In a statement aired during his talk show programme 'New Egypt' on 'ETC' TV channel on Friday, Rashwan said: “At the end of the National Dialogue Conference, which is expected to kick off this week, it will be natural that its recommendations will be referred to the House of Representatives and the government so it can be implemented on the ground.”
“If these recommendations require legislative amendments, they will be passed to the House, and if these recommendations require taking a number of executive steps, they will be referred to the government,” said Rashwan.
He also emphasised that President Abdel-Fattah El-Sisi would attend the final meetings of the National Dialogue.
“As promised, President El-Sisi will attend the meetings of the final stages of this dialogue in person,” said Rashwan.
Furthermore, he explained that the National Dialogue will kick off only after its timetable of debates is declared to the public.
“There will be a schedule of debate for the dialogue, and this is very important to ensure its success,” said Rashwan.
According to the coordinator, the dialogue’s 10-member Council of Trustees will be tasked with drafting the dialogue’s schedule of debate.
“This Council will also run the debate to make sure that the dialogue does not turn into a talking shop.”
He added that “those who were invited to the dialogue are the ones who only believe in 2013’s 30 June Revolution.”
“Those who agree that Egypt should be a modern and civilian state are the ones who will participate in the dialogue, and not the ones who seek to hijack the state for their own radical religious agenda,” he said, emphasising that “the main job of the National Dialogue is to resurrect the spirit of the 30 June Revolution’s alliance.”
Egypt’s 30 June Revolution erupted in 2013, leading to the removal of the one-year rule of the Muslim Brotherhood and its affiliated former president Mohamed Morsi.
Rashwan also explained that “the job of the dialogue is not only to give room for all forces to voice their opinions of Egypt’s existing political, economic, security, and cultural conditions and problems.”

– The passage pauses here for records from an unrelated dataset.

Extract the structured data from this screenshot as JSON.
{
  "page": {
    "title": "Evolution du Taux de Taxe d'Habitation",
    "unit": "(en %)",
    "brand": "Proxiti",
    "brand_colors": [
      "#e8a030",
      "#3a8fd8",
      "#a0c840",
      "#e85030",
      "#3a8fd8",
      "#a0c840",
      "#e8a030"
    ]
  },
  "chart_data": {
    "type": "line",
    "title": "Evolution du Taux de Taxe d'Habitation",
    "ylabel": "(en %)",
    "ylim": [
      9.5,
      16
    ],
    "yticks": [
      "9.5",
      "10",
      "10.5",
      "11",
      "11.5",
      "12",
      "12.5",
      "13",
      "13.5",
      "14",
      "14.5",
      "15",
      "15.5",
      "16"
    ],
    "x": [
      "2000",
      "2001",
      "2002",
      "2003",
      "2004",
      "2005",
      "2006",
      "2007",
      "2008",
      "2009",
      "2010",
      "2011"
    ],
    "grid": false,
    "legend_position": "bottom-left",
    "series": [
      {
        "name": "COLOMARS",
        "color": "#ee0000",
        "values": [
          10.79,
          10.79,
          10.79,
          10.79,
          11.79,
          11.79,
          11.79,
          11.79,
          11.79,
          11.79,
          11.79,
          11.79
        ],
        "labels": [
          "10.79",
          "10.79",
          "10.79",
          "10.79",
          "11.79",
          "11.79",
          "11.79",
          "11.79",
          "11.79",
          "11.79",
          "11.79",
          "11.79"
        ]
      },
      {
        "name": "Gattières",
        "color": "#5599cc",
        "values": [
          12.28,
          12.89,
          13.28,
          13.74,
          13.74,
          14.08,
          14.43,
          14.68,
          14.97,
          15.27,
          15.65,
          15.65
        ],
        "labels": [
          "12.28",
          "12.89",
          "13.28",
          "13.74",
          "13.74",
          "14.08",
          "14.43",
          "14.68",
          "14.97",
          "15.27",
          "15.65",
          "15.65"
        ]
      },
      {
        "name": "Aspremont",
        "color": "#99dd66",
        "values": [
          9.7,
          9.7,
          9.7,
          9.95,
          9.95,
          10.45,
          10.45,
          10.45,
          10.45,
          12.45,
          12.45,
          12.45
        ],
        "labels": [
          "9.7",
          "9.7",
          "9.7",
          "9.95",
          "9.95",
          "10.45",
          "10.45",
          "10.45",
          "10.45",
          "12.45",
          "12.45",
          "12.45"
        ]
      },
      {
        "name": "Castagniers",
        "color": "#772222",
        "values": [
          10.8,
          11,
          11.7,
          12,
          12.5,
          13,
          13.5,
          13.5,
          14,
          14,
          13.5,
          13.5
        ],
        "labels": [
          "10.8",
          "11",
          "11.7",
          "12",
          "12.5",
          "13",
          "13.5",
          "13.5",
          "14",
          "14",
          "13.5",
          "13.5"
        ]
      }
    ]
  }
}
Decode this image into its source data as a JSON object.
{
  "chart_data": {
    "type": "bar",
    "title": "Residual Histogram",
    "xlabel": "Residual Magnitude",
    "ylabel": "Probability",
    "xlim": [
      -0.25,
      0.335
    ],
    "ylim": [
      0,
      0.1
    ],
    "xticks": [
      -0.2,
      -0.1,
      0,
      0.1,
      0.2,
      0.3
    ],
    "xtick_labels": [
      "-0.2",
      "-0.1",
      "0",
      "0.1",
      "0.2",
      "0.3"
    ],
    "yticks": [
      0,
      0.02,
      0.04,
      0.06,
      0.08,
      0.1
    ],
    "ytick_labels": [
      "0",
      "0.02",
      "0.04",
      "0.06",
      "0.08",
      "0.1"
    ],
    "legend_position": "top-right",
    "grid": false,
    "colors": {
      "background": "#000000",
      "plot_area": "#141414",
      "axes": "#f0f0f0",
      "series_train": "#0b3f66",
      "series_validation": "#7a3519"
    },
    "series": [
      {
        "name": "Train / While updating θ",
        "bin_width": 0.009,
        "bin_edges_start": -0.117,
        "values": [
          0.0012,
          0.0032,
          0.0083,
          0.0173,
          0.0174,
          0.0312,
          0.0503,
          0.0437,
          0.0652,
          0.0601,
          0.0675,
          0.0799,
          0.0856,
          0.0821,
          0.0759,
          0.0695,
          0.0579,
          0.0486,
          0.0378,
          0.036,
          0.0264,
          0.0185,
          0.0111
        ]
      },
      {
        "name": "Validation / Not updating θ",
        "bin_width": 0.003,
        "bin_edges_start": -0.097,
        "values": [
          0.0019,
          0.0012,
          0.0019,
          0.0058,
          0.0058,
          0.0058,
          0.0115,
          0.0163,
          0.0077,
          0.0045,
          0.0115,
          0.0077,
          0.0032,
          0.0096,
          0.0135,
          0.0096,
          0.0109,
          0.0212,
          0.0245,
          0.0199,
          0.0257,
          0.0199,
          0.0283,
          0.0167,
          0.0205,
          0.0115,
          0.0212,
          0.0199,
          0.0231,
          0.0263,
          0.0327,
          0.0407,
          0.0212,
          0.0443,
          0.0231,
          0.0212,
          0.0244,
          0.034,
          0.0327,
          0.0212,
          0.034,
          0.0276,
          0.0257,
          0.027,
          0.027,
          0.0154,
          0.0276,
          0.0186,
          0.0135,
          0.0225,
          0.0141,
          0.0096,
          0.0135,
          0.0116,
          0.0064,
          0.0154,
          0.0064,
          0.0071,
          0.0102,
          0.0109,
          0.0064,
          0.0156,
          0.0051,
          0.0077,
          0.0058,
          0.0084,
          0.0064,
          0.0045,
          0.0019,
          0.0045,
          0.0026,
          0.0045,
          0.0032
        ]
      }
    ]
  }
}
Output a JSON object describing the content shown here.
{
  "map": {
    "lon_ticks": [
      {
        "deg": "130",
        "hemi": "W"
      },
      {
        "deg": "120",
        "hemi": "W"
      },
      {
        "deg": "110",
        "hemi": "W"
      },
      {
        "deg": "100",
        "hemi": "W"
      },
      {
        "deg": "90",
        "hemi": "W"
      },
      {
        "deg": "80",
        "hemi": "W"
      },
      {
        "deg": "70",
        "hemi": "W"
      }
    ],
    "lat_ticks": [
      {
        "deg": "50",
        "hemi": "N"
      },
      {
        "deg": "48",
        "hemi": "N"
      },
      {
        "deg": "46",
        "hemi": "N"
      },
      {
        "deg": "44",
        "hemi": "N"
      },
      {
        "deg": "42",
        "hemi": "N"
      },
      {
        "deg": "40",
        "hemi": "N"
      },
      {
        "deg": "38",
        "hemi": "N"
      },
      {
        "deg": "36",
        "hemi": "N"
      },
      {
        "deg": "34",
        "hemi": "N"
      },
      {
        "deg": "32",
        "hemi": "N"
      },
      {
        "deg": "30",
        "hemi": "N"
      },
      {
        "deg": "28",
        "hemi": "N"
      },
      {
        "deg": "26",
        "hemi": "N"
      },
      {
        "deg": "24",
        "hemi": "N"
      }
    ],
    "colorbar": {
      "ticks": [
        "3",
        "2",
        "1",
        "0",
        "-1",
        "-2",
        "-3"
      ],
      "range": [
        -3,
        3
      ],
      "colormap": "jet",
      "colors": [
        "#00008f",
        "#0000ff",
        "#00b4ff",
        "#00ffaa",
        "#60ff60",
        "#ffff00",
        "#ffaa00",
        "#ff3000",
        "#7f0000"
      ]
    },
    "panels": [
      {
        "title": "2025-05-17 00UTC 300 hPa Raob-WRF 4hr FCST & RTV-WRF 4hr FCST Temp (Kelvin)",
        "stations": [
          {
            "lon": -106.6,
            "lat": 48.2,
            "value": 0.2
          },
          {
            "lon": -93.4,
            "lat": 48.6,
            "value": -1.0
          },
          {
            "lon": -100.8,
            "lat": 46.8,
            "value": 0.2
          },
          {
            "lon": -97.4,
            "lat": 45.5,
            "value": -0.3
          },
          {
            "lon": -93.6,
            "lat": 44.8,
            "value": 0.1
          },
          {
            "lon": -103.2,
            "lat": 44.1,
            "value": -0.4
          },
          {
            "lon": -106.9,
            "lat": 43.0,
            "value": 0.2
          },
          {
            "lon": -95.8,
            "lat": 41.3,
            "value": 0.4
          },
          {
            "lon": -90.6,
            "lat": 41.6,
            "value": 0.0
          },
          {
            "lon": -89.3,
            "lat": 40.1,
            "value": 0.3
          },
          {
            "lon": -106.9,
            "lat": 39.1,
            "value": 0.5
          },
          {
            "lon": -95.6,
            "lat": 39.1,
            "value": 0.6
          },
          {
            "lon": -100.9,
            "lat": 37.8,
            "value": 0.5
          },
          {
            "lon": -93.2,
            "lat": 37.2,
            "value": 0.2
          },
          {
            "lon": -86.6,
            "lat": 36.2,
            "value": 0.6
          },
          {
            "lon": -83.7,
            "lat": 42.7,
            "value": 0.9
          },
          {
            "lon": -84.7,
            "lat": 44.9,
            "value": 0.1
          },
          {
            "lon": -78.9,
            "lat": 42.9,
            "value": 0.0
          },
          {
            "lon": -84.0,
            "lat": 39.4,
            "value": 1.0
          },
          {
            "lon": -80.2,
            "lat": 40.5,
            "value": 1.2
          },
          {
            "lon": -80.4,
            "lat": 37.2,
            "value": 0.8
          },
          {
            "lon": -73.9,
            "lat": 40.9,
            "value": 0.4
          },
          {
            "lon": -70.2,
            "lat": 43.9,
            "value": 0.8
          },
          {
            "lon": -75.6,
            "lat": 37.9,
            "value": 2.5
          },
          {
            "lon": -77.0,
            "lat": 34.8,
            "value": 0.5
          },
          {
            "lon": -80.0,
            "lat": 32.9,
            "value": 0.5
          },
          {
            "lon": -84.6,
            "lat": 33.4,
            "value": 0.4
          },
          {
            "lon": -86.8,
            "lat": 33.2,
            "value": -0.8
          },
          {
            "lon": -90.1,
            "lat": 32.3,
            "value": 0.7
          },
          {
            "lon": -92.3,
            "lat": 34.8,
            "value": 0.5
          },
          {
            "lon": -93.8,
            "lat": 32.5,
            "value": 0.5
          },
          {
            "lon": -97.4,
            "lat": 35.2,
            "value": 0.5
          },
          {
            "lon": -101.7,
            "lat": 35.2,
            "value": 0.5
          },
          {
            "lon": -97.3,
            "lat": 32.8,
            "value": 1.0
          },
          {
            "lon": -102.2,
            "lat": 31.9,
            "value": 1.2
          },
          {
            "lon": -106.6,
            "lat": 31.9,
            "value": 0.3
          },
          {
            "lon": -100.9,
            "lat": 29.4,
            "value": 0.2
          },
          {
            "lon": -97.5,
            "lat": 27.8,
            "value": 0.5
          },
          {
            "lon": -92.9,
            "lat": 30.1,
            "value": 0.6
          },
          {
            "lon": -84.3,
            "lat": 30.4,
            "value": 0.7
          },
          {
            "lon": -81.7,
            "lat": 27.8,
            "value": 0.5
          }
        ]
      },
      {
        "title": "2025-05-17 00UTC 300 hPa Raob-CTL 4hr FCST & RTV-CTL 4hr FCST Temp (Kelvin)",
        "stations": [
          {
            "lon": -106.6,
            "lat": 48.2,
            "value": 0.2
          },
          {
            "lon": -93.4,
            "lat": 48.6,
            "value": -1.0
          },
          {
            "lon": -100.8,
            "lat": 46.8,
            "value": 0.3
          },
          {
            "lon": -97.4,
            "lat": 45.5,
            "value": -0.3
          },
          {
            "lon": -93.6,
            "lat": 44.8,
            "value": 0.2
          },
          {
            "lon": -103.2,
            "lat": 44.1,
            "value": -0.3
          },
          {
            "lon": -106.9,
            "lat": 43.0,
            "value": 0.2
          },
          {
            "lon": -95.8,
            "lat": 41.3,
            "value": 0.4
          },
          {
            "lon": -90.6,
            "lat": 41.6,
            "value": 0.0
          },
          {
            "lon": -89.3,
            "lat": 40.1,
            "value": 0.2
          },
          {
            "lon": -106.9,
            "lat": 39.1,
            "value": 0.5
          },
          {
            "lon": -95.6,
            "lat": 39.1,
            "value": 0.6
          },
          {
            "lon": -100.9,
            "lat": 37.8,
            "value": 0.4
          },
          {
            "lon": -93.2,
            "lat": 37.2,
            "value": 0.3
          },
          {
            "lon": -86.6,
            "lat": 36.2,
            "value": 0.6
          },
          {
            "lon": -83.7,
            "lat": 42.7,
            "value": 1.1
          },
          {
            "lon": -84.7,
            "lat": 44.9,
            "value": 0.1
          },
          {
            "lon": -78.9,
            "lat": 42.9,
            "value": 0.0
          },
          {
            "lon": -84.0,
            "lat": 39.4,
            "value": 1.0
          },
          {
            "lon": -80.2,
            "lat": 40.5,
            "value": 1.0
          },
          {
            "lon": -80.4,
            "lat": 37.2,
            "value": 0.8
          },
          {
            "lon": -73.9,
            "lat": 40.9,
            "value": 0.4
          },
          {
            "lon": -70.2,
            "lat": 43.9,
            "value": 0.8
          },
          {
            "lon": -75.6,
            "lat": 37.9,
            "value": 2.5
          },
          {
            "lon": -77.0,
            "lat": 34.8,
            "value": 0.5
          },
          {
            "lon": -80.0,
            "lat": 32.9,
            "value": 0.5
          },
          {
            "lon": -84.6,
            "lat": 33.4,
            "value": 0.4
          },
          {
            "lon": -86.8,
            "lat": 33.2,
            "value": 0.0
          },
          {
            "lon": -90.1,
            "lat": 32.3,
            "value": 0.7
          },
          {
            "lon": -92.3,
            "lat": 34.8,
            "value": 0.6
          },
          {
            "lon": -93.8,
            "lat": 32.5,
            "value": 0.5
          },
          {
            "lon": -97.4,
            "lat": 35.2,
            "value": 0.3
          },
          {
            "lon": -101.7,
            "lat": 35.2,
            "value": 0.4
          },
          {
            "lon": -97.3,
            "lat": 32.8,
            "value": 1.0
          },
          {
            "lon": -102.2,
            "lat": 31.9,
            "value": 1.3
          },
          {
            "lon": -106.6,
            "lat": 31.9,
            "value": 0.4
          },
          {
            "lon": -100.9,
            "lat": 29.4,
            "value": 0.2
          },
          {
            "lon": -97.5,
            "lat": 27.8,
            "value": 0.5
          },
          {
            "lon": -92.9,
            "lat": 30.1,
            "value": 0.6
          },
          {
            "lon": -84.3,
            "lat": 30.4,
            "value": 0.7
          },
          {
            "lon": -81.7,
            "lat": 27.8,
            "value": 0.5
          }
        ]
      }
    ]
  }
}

“We also want participants to give a recipe for reform and tell us how this recipe should be implemented and in how much time, and at the end we will collect all ‘recipes and recommendations’ to be submitted to the president, the government, and parliament to be implemented.”
On 26 April, during a Ramadan Family Iftar Banquet hosted by the president, El-Sisi revealed that he would call for a national dialogue to chart a new political and economic roadmap for Egypt in the coming years.